Flav and Liz: This is a man who is famous for, among other things, being on dating shows, basically, but the whole time he was with Liz. Does knowing that just make you think you have a tougher job cut out for you?
In the scheme of all the things Liz and Flav have been through, there are other things that concerned me more than that. My concern was more about the damage that was done to the relationship and to Liz and what it meant in their dynamic. You saw it in that episode with what happened in group. Flav is well-meaning and he loves Liz, but there are a lot of times with Flav where, because his persona is larger than life, he gets swept up and is busy worrying about what other people think that he's not able to listen to his girlfriend. I think what he does in this episode is something a lot of people can relate to. When your partner tells you something you did that hurt them, it's really easy to get defensive and miss the message. What she was saying is I feel alone in this relationship, I need your attention. But he was s busy correcting her that he missed the message. Most people do that.
A lot of people don't realize that Liz was very successful before she met Flav. She was an accountant, she bought her own house and was doing quite well, and when she came into Flav's life, they had a child and decided she would be a stay at home mom and she lost a lot of her autonomy and power in her own life. She feels like Flav is controlling her especially with the money, and that's frustrating.
What's your overall impression of this group compared to previous seasons? Season one was very supportive, last season felt a little more divided because of Courtney and Doug.

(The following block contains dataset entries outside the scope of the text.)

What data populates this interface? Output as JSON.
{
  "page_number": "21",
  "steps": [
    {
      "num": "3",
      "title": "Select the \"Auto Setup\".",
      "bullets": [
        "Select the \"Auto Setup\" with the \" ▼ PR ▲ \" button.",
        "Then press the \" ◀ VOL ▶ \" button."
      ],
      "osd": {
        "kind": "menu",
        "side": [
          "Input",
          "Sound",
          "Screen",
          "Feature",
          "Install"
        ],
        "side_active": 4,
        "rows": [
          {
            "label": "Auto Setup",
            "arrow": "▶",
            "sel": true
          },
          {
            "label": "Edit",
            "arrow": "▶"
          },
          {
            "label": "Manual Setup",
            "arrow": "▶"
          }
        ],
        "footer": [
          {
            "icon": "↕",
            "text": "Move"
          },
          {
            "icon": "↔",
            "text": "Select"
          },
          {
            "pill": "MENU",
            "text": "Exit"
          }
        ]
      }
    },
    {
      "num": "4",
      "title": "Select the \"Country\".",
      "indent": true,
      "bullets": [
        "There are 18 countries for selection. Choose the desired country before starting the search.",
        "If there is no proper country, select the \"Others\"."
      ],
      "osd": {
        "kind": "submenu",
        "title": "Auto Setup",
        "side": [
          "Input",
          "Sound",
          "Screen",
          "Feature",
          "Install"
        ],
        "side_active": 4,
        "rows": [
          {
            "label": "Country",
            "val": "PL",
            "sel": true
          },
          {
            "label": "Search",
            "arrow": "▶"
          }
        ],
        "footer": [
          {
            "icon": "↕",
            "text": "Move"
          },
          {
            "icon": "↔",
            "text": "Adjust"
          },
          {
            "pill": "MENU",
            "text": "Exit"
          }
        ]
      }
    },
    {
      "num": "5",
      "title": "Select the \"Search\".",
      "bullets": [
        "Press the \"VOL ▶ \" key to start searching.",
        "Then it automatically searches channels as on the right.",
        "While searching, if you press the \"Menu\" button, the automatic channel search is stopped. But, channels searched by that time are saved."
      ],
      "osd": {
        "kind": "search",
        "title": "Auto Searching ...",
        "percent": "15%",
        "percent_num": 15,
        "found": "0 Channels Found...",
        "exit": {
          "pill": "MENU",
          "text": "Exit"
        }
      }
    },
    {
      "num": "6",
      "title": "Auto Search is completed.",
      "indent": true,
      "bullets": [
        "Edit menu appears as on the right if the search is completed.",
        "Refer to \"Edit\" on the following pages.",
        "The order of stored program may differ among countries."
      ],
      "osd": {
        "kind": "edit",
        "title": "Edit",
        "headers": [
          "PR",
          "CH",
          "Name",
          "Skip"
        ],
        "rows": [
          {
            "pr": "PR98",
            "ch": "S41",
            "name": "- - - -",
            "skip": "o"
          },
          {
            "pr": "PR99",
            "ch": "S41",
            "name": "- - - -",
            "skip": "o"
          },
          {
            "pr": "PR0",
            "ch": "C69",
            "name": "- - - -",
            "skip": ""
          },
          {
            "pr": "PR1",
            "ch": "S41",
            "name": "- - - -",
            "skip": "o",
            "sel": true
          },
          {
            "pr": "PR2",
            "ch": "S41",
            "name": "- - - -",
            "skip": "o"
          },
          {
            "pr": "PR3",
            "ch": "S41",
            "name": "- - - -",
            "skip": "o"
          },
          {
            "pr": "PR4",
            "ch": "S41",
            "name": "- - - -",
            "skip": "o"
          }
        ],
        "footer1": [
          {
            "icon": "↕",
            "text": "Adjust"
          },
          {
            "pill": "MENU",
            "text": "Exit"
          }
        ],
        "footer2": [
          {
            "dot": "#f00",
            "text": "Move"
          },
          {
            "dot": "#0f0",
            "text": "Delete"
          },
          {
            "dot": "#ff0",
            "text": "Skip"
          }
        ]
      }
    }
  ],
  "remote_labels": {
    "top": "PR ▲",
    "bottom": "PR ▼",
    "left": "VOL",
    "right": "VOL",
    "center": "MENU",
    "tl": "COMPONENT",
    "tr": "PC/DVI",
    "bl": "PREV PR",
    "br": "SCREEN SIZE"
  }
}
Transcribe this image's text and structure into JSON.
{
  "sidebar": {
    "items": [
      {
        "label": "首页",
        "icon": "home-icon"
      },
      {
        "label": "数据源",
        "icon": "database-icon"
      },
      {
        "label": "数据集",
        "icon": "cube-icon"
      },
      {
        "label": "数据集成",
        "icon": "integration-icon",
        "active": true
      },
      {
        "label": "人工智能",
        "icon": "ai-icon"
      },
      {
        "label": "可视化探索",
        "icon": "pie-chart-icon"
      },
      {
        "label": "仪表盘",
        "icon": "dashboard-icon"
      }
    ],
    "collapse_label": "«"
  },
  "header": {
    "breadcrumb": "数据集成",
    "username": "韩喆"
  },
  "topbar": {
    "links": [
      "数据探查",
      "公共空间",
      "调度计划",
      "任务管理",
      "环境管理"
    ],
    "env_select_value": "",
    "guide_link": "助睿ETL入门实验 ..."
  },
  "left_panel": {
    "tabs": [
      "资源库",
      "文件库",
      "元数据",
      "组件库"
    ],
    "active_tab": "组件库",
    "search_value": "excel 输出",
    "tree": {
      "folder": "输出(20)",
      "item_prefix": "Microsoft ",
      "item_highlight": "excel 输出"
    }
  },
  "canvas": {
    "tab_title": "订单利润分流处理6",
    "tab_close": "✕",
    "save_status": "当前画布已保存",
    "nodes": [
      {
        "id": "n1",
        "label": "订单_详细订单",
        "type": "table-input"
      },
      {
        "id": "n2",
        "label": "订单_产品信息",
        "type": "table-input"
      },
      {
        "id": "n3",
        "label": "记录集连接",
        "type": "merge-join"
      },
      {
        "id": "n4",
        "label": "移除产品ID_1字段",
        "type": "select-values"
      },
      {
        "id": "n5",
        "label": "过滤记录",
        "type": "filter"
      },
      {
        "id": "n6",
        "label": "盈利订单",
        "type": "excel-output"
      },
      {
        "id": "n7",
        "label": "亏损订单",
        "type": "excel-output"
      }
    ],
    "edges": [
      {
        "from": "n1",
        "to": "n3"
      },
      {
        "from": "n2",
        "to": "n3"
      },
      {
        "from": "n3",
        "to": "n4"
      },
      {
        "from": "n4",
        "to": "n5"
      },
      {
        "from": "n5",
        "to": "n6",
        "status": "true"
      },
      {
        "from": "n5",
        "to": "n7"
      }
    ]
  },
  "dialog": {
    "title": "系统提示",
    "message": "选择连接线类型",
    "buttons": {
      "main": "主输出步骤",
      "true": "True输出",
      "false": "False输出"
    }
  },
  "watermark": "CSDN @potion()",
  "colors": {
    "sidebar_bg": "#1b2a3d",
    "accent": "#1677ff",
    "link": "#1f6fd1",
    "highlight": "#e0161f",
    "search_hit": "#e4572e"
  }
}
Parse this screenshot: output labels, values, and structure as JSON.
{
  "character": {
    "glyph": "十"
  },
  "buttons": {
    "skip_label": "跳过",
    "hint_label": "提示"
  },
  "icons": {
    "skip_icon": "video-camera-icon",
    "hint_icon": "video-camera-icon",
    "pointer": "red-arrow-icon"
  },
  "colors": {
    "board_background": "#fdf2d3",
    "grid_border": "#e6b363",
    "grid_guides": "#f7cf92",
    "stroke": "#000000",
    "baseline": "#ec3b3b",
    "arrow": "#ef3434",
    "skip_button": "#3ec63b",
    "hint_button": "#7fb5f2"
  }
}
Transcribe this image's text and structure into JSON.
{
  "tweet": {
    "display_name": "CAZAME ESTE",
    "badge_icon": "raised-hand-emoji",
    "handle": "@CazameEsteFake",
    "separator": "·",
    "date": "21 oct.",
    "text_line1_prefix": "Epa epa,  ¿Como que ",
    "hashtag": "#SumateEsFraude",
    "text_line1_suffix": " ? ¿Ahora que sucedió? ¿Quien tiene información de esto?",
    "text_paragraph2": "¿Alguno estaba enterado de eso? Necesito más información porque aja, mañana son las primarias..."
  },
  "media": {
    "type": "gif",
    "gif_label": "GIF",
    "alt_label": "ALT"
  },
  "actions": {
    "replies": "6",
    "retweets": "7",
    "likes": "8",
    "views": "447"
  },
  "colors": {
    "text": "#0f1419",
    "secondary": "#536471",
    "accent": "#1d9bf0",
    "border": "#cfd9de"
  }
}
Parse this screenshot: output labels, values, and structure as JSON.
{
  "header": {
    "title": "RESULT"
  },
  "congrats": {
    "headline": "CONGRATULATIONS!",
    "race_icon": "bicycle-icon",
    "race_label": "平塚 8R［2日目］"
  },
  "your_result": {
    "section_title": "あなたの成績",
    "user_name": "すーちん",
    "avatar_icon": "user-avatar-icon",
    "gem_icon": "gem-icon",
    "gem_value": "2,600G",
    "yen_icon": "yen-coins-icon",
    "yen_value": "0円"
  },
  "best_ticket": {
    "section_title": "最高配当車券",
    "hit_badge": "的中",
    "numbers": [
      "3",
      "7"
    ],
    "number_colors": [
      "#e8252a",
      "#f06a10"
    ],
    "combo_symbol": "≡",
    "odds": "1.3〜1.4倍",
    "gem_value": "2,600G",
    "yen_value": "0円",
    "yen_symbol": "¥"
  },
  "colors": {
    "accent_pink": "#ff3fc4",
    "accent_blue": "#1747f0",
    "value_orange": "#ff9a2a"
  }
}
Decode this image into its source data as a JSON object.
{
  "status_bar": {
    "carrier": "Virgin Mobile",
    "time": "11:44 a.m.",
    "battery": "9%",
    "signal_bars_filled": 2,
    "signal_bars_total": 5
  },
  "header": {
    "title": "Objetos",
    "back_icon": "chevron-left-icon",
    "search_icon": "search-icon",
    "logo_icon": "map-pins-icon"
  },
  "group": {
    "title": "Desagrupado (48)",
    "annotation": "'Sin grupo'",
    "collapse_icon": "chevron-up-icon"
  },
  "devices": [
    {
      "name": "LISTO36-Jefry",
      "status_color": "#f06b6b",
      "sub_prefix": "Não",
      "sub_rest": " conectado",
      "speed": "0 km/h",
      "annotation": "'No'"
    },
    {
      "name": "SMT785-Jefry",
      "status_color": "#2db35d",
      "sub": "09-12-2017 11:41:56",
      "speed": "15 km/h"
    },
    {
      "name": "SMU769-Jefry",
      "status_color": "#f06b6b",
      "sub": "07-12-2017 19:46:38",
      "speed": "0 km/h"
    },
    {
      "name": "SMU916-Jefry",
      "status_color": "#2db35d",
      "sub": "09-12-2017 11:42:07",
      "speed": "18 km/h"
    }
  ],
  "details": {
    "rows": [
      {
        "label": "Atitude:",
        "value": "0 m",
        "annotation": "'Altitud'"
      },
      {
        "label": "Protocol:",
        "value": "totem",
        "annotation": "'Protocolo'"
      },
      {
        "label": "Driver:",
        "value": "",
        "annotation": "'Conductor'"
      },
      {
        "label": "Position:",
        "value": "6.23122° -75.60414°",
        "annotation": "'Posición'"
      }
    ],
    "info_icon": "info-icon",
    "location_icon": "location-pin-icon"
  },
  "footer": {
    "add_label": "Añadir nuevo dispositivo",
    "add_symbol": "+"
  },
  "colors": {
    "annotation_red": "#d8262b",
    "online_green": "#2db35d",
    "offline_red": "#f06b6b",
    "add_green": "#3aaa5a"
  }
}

But at the same time, that unified the group, it was like, us against Courtney and Doug! I would say that in season one, DMX's childhood trauma was off the charts. This season, when I did the childhood trauma group, I felt like I had nine DMXs in the room. The level of trauma for nine out of ten of this group's members is off the charts. Like nothing you can wrap your head around. The things these people have survived, and as a result of all that childhood trauma, affects your relationships, and not just romantically, but all of your relationships. And it played out in the house a lot. This was a much more intense group, a much more volatile group that was more aggressive with each other, and it made for, by far, the most intense season ever.